Arranca una nueva legislatura con una mayoría de izquierdas como soporte parlamentario del nuevo Ejecutivo y a algunos les falta tiempo para restaurar la vieja cuestión religiosa. Cada cierto tiempo arrecia el tema y se desatan viejos prejuicios. Que si la fiscalidad, que si el mal llamado Concordato, que si la escuela y la enseñanza de la religión… Por si no fuera suficiente, ya tenemos sobre la mesa el debate sobre la eutanasia. Y, una vez más, parece que el tema solo pudiera preocupar a los creyentes, especialmente si somos católicos. Hay quienes lo viven como una afrenta y hay quienes están encantados de que así sea.
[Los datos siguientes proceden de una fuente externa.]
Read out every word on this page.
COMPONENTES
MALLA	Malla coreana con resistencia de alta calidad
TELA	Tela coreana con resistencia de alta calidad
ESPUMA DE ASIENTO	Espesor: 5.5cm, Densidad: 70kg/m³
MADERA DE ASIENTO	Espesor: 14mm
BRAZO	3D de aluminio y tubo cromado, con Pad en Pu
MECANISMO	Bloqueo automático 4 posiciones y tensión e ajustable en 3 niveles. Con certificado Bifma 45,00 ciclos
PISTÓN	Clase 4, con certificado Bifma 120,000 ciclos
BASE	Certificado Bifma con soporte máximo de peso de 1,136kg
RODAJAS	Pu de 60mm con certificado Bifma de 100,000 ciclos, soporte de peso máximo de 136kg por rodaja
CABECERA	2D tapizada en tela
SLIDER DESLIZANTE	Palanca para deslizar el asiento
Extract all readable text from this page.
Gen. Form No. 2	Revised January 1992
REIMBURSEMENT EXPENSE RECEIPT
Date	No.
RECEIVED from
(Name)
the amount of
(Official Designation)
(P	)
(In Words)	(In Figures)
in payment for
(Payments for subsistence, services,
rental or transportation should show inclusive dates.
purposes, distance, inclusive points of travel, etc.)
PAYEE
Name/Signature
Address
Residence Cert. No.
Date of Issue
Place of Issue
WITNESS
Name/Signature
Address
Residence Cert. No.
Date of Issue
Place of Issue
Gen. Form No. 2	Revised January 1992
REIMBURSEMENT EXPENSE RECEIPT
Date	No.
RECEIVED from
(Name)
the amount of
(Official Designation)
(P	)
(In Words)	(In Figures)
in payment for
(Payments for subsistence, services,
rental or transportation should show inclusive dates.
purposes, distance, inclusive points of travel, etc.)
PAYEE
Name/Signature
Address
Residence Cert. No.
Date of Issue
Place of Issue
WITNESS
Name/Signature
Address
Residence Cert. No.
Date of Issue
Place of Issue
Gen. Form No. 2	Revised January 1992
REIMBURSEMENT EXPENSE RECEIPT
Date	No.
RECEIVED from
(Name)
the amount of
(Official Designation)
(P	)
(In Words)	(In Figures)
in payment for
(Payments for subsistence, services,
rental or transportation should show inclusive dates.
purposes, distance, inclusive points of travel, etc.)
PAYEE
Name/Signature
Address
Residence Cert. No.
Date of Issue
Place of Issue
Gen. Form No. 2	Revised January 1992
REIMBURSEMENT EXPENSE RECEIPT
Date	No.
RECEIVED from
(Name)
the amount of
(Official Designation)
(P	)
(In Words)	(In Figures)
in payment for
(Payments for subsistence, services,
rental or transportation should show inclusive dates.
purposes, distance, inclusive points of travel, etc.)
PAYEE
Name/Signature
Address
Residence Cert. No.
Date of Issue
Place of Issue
Las controversias entre poderes están bien para mantener la tensión y para que ciertos sectores poco dialogantes mantengan viva la llama de los agravios, por un lado, y la de los privilegios, por el otro. Se trata de un debate ficticio. Ni la Iglesia es un poder, ni un contrapoder, ni el Estado es un comecuras anticlerical cuya misión es fastidiar la vida de los católicos. En realidad, para no engañarnos, lo que los católicos pensemos o no pensemos ha dejado de ser relevante. Ese es el verdadero problema. Nuestro interlocutor de la Iglesia es la sociedad en la que vivimos. Y es con ella con la que debe instaurarse un diálogo fluido y enriquecedor que permita establecer relaciones de respeto y confianza.
Hace dos siglos el católico Montalembert acuñó el lema «Una Iglesia libre en un Estado libre». Él, como otros tantos católicos liberales franceses, creía que el catolicismo era tan fuerte y vigoroso que no necesitaba del apoyo de los poderes del Estado. Pues bien, en esas seguimos.